George smiled and raised his drink. "Fred." They took a long draught each, and then George left, waving to Harry.

Two bottles later, Harry was feeling decidedly more partylike. Someone had set up a wireless and was blasting The Weird Sisters, so he threw himself into the mix, flailing along with the rest and dancing with anyone who came in contact with him. Four songs was enough for his equilibrium, so he swayed off to the side to rest. After a minute, he noticed he was standing next to Draco Malfoy, who appeared to be trying to blend in with the wall.

"Come on, let go," Harry slurred slightly. Draco turned to him and raised a blonde eyebrow.

"Of what, Potter?" Harry waved a hand.

"Dance. Drink. Have fun. It's a party."

"You're drunk, Potter."

"So?" And with that, Harry dragged a protesting Draco onto the dance floor, grabbing his hands to force him to dance. Draco apparently gave up fighting him after a minute, and, grinning, Harry played off him, bumping hips and finally ending up so far into Draco's personal space that their legs were entwined. Harry's brain then got the brilliant idea, which it proceeded to utterly fail to talk itself out of, to kiss Draco, who responded with such eagerness that Harry quickly found himself making out with Draco Malfoy. Around then, the last of his alcohol kicked in and his already fuzzy memories ended entirely.

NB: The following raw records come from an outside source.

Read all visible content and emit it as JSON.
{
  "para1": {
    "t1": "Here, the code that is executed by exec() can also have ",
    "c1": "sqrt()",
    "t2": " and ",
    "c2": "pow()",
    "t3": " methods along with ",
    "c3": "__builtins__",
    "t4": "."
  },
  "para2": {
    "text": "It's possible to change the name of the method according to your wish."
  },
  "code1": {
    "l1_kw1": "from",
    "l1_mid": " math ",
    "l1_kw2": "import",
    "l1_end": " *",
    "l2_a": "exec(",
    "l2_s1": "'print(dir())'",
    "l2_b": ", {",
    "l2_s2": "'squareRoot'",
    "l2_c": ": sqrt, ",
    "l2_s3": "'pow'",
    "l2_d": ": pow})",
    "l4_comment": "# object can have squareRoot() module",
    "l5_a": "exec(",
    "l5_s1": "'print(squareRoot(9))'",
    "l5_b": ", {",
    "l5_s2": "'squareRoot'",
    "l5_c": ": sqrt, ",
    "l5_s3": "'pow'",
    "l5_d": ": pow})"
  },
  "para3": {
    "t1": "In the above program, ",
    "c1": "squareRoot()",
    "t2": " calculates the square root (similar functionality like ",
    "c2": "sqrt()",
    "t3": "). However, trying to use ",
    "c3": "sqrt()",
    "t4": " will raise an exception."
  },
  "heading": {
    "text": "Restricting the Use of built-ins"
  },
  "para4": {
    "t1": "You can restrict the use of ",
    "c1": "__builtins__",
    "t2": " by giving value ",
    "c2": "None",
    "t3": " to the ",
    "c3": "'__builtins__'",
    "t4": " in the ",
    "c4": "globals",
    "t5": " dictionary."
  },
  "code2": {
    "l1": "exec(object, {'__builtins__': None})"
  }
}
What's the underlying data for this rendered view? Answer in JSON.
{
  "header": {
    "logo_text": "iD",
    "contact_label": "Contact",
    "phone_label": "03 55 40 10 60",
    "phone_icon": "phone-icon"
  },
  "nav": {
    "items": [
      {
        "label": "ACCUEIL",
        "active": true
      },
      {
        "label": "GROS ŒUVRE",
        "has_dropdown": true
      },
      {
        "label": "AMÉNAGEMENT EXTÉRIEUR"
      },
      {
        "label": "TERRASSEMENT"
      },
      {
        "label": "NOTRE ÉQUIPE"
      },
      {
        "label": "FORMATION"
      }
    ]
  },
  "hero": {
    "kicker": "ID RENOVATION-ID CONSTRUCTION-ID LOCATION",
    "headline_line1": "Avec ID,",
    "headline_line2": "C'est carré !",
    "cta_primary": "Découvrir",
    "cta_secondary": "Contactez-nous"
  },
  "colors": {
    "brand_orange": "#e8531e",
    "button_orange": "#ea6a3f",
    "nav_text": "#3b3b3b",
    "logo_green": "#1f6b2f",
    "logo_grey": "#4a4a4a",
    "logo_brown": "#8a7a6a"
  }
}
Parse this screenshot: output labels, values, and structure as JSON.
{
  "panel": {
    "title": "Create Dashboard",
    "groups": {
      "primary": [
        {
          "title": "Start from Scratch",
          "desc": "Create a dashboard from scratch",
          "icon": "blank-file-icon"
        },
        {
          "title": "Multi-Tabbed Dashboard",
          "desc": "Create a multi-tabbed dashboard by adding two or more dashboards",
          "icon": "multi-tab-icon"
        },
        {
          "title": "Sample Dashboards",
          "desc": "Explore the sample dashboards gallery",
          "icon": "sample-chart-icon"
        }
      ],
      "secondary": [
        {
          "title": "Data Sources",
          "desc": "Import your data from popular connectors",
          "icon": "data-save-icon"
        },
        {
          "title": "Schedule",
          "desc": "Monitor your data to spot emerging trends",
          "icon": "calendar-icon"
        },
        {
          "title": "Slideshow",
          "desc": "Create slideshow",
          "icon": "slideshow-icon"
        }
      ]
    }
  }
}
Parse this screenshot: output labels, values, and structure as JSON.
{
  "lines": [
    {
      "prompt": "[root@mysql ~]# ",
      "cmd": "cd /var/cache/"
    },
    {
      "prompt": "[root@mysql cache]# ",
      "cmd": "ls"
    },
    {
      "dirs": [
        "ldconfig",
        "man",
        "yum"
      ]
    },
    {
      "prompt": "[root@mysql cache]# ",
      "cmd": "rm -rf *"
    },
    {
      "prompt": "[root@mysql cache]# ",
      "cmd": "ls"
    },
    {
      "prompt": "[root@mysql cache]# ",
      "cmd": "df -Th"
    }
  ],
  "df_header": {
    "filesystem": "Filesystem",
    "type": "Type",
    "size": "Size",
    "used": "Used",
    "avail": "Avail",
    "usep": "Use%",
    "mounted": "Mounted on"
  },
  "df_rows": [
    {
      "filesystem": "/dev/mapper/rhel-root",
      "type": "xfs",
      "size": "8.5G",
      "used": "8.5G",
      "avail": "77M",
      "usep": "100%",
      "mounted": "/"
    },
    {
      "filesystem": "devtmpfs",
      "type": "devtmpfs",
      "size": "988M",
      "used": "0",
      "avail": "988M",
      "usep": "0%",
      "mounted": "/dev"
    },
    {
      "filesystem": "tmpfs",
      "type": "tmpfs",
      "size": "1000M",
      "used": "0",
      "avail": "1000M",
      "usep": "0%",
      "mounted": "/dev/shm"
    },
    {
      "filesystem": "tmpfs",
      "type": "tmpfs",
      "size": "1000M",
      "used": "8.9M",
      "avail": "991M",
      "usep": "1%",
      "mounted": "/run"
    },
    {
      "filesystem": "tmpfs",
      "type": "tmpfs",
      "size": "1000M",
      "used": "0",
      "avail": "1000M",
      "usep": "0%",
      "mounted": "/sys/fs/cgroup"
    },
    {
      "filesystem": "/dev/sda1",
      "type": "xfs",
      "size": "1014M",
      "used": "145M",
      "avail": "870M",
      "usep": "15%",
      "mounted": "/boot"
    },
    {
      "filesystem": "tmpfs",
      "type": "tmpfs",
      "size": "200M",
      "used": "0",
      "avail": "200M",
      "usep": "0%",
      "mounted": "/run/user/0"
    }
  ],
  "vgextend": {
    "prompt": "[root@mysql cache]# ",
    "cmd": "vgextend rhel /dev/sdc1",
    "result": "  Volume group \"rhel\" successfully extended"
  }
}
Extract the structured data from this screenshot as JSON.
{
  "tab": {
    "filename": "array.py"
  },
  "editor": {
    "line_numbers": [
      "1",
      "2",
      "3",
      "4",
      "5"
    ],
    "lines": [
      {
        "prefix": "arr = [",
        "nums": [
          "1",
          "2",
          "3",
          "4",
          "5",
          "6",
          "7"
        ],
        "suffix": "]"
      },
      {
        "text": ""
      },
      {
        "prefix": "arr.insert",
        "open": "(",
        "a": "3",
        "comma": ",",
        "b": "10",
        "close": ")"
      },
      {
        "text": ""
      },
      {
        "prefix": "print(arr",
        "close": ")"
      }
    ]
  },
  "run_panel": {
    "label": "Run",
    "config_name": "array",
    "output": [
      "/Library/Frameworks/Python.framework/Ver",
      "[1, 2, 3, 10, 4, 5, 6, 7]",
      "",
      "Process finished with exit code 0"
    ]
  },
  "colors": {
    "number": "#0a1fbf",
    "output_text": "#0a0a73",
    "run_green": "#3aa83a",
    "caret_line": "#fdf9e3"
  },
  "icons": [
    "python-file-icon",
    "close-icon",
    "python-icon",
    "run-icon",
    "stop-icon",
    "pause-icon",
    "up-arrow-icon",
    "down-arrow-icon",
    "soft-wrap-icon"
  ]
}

A/N: Lines like "trying to blend in with the wall" I can happily say are influenced by the great and supreme JK, who once wrote, "Harry...attempted to blend in with the canvas" and always makes me laugh with prose like that. Lines like "got the brilliant idea, which it proceeded to utterly fail to talk itself out of" are all my wacky brain and I can cite no influences that I know of.

This was meant to be all cracky, at least as far as I can stand crack, but then George snuck in. I felt too sorry for him to kick him out, so he stayed. Hope he didn't ruin the tone entirely.